Bien sûr on pourrait croire que j’ai largement eu le temps (toujours lui !) en de multiples occasions de me faire une raison, en chemin.
Mais tout en faisant du surplace, je ne suis pas parvenu à parachever ce travail de deuil.
Comme s’il m’était resté malgré tout un espoir impossible à tuer.
Admettons ; mais lequel ?
Qu’un improbable miracle vienne enfin me délivrer ?
Non, même pas.
Je sais que sans y prendre garde, je me retrouverai à coup sûr dans cette même situation à l’âge d’être grand-père.
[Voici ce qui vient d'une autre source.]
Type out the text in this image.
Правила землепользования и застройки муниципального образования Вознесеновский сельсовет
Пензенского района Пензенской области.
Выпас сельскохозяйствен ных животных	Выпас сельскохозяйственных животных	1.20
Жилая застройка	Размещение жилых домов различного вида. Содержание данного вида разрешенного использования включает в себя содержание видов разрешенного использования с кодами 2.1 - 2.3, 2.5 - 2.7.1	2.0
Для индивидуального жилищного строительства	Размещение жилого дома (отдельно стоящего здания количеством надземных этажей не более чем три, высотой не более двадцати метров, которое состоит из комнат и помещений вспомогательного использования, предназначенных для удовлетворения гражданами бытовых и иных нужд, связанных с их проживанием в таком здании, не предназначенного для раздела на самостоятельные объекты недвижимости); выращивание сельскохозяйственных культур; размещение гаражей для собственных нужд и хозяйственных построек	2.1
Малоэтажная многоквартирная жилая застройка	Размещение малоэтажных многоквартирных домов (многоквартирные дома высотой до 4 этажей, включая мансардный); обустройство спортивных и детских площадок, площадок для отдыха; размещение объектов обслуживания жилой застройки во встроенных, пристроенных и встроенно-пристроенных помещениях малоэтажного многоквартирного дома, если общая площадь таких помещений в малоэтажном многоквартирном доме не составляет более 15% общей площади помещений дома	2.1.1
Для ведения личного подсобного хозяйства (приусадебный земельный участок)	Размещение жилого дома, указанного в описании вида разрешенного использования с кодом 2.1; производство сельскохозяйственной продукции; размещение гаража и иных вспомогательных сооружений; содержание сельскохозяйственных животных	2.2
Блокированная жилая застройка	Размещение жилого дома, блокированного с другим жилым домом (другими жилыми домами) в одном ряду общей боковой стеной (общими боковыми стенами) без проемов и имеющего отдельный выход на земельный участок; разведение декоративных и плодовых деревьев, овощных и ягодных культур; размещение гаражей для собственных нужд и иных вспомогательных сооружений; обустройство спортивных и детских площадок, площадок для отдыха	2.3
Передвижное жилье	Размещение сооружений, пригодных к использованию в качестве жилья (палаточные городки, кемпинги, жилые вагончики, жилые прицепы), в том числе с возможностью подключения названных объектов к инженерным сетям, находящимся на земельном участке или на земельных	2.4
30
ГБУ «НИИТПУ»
Ce serait pourtant sans petits-enfants, toujours sans rien pouvoir projeter, mais peut-être avec un dentier flambant neuf censé remplacer des dents trop vite usées.
Joli tableau, non ?!
Et de me situer toujours au pied de ce même mur infranchissable chatouillant les nuages !
Comme s’il avait été écrit que je n’en verrai jamais l’autre côté.
Est-ce dû à la peur de découvrir ce qu’il peut s’y trouver ou bien au refus de passer la muraille ?
Minuit ! L’heure du crime ! Sur mon cou affleurent des courants d’airs malins mais l’effroi qui me guette ne m’inquiète déjà plus.
Même si l’heure est totalement véridique, je plaisante, simplement pour le bonheur de me repaître de quelques belles sonorités ! Elles me manquaient, sans doute.
J’ai besoin d’un César, pas d’une récompense décernée par les professionnels de la profession (celle du 7ème Art !), mais d’une compression temporelle.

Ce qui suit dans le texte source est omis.